Revis conceived of the high-flying promotion after a friend sent her information about similarly balloon-launched student science projects. “It occurred to me that it would be so cool if we could send my book into space, and I mentioned it to Gillian Levinson, my editor,” says Revis. “I was sure she would laugh me out of her office, but she said she loved the idea! At this point, I am very hopeful that we’ll get enough pre-orders to send Shades of Earth soaring above the stratosphere.”
The Perks of Teamwork
Revis, who prefers group gigs to solo appearances, notes that multiple author events have benefits for participants and audiences. “It’s fun to appear with colleagues and be able to riff off each other,” she says. “We’re all fans of each other’s work, and it’s great to turn questions around to the others. And it’s fun to give readers more than one opinion about things. I had written 10 books before I found one that worked, but Andrea Cremer had her very first book published. It’s nice to share both experiences and let readers see that every writer is unique.”

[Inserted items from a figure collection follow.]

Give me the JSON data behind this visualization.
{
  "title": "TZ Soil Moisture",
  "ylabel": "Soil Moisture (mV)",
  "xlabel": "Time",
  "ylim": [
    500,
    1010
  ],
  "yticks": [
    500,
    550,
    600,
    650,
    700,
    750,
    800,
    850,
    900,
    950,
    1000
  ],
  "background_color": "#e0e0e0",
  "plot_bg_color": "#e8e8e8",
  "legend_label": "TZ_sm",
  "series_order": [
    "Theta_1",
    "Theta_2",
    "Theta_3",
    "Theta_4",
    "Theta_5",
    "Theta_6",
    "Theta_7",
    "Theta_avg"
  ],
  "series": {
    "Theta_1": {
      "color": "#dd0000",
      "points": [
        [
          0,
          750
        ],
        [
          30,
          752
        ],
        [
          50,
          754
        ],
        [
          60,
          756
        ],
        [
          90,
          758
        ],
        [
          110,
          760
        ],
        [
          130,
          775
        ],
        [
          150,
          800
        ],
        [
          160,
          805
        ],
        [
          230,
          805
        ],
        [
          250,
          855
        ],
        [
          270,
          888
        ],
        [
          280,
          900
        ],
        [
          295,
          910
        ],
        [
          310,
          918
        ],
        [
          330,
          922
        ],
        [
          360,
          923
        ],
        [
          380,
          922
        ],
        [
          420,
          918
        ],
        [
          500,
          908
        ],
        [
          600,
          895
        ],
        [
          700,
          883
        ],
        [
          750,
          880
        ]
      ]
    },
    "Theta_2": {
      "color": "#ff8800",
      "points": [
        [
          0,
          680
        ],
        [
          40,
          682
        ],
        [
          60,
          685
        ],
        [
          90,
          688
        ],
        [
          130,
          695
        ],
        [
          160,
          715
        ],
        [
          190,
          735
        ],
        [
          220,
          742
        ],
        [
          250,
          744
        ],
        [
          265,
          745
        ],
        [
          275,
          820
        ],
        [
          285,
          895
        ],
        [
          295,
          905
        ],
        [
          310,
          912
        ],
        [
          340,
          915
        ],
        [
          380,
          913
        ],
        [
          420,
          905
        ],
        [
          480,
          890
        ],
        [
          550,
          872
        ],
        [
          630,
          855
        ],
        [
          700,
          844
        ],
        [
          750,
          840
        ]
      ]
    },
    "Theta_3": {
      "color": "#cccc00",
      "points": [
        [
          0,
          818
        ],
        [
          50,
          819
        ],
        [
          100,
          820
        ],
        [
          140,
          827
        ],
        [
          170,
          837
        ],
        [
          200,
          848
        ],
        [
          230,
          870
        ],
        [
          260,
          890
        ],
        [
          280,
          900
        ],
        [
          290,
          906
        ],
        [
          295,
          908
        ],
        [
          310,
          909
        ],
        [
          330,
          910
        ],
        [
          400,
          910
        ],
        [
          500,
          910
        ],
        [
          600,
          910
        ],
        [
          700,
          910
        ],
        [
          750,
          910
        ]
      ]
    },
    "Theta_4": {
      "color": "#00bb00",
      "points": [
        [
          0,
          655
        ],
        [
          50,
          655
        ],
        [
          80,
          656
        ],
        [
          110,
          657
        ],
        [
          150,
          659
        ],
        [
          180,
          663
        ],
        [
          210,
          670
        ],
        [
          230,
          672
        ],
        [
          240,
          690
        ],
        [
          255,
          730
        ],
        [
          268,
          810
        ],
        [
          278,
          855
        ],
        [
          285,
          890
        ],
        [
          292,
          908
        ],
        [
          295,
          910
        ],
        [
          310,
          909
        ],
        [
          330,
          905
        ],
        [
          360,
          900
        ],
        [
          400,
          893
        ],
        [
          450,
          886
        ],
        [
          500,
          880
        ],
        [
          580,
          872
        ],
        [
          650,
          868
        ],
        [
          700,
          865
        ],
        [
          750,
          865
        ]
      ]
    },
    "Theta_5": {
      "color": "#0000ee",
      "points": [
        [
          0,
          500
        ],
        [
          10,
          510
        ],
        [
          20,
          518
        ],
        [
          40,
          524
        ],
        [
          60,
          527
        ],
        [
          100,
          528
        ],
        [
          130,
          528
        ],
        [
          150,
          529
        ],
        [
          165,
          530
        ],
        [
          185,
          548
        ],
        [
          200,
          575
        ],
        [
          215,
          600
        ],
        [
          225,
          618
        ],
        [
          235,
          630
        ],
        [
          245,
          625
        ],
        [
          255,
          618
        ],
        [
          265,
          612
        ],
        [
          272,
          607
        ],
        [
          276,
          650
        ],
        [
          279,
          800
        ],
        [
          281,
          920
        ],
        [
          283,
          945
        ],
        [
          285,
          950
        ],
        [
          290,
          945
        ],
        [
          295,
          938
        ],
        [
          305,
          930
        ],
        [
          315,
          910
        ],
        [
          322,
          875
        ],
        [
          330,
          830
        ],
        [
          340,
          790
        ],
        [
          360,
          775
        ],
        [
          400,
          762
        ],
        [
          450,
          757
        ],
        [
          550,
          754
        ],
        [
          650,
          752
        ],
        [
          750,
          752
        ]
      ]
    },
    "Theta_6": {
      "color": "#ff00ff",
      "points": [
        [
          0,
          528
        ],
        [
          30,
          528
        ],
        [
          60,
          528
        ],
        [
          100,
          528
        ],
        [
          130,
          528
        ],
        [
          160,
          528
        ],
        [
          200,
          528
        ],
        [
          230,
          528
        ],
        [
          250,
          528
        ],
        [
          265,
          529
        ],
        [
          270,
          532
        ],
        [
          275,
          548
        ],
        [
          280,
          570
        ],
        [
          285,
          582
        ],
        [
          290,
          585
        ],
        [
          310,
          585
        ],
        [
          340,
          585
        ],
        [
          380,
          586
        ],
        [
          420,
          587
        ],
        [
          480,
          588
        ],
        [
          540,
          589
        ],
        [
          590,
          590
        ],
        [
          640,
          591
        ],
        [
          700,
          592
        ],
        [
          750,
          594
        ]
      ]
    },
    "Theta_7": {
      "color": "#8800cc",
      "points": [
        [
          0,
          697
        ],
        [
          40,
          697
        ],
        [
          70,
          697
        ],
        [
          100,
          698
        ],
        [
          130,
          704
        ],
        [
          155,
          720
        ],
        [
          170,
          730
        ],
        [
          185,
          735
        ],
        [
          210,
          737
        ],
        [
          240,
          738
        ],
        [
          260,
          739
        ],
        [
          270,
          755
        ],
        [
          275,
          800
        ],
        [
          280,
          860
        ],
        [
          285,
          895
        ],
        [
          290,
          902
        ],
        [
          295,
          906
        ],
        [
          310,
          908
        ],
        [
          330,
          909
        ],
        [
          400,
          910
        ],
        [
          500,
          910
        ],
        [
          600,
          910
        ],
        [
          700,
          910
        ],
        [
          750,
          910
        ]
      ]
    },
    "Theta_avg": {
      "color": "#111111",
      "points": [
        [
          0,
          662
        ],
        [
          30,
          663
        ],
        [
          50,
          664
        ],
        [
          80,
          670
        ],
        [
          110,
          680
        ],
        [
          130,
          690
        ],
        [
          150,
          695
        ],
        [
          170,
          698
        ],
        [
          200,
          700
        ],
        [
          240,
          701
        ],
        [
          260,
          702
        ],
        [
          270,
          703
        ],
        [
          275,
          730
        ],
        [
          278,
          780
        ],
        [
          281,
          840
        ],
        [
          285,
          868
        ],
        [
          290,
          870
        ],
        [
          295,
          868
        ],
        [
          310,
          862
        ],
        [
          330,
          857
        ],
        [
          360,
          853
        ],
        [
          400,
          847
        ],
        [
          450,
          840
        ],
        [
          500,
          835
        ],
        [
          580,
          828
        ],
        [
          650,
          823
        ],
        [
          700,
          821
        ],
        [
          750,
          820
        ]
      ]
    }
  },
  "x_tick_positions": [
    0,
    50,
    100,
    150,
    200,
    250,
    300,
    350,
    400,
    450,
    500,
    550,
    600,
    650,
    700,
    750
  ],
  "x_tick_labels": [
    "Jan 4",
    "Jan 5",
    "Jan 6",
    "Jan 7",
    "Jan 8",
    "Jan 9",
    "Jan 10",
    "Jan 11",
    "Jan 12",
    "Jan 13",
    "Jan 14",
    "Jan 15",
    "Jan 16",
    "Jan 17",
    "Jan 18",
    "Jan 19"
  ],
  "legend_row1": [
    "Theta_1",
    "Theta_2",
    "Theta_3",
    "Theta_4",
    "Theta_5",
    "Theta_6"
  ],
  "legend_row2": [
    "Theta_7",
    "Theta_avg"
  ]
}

To promote the contest, the authors mailed 500 postcards to booksellers, schools, and librarians, who can request bookmarks publicizing the initiative and download a poster from the contest Web site. Revis notes that on January 1, "we opened the contest with a big online push, soliciting hundreds of book bloggers to post about the contest and why they want us to come to their individual hometowns." The voting has taken off at a brisk clip: as of noon today, just two days after the contest launched, there are already close to 1,000 entries.
Revis says she’d like the chance to visit “a small, little-known town that authors rarely go to. I love visiting communities that are usually overlooked by book tours, like my own North Carolina town of Union Mills. My dream is to create a map of all the places we get requests from in the contest, to show where our readers are.”